Management may surprise with additional bonus payments but they would have to be received by the end of September to be included in the Nov. distribution.
Hope this helps. But remember it is only an attempt to estimate the payment. The method has worked well in the past except, of course, for the bonus payments.
We have just enjoyed 3 good distributions (80 cents, 73 cents, and 78 cents). The gas pricing period for the Nov. distribution just closed (May, June, July) and the average Friday close was about 12% below the comparable period for the Aug. distribution. There is still one month to go for the oil pricing period (June, July, August) and the average Friday close to date is about 8% above the comparable period for the Aug. distribution. Unless management can come up with another lease bonus like the Arkansas lease (perhaps 17 cents of the August distribution), the Nov. distribution looks to be in the 60 cents area.

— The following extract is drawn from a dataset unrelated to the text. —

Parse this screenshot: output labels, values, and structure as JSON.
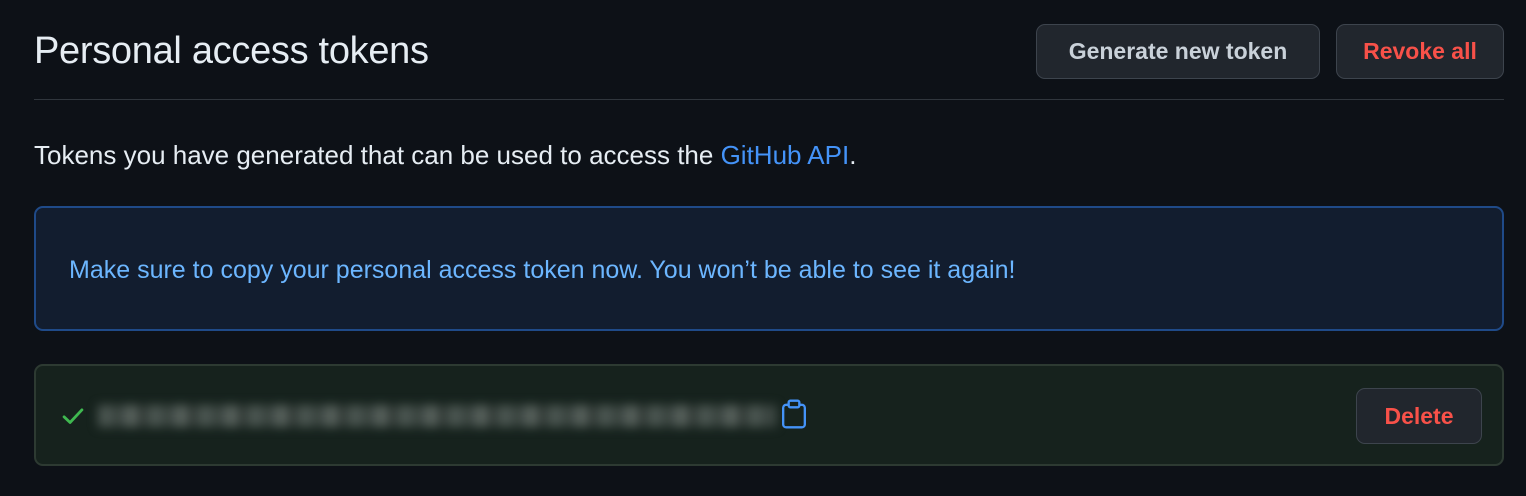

I was a little disappointed with the May distribution of 73 cents. Based on Friday closing prices for the respective nat. gas and oil quarter, I expected a distribution of 77 cents. Still, a good distribution.
The recent news of the Arkansas property is good news. However, the $616,000 bonus payment will fall in the August distribution period (= about 2 cents) while the 5.5M bonus payment will fall in the November distribution period (about 19 cents).
We just closed the nat. gas quarter for the August distribution while we have another month for the oil component. It appears that the portion of the August distribution due to ongoing sale of nat. gas and oil will produce a distribution of about 60 cents while the bonus would add about 2 cents. That may disappoint some holders but in the coming quarters, there will be better news regarding nat. gas pricing. Hard to tell about oil pricing.
I don't know how long you have known about the DMLP board but there are many individuals, like myself, on this board who know quite a bit about MLPs. Your three points are well taken and valid under certain circumstances. But don't assume that everyone in the investing world is a momentum player. Those who do not prepare their own income tax returns would be ignorant of these points unless they actively review the returns and understand every line entry.
As to holding DMLP only in a taxable account, while the ROC lowers the basis and is not taxed until the units are sold, the taxable remainder does not qualify for the 15% dividend break and is reported on Schedule E.
I hold all my position in an IRA. When DMLP was DHULZ, UBTI was a problem but is not now a problem following the merger.
There is great value at not having an approximate 11% annual distribution being taxed even partially, reinvesting over many years and then in retirement, structuring one's taxable situation such that the IRA withdrawals are taxed at the 15% rate. Of course, if you will earn $500K annually in retirement, this strategy won't work. But then not many people are in that situation.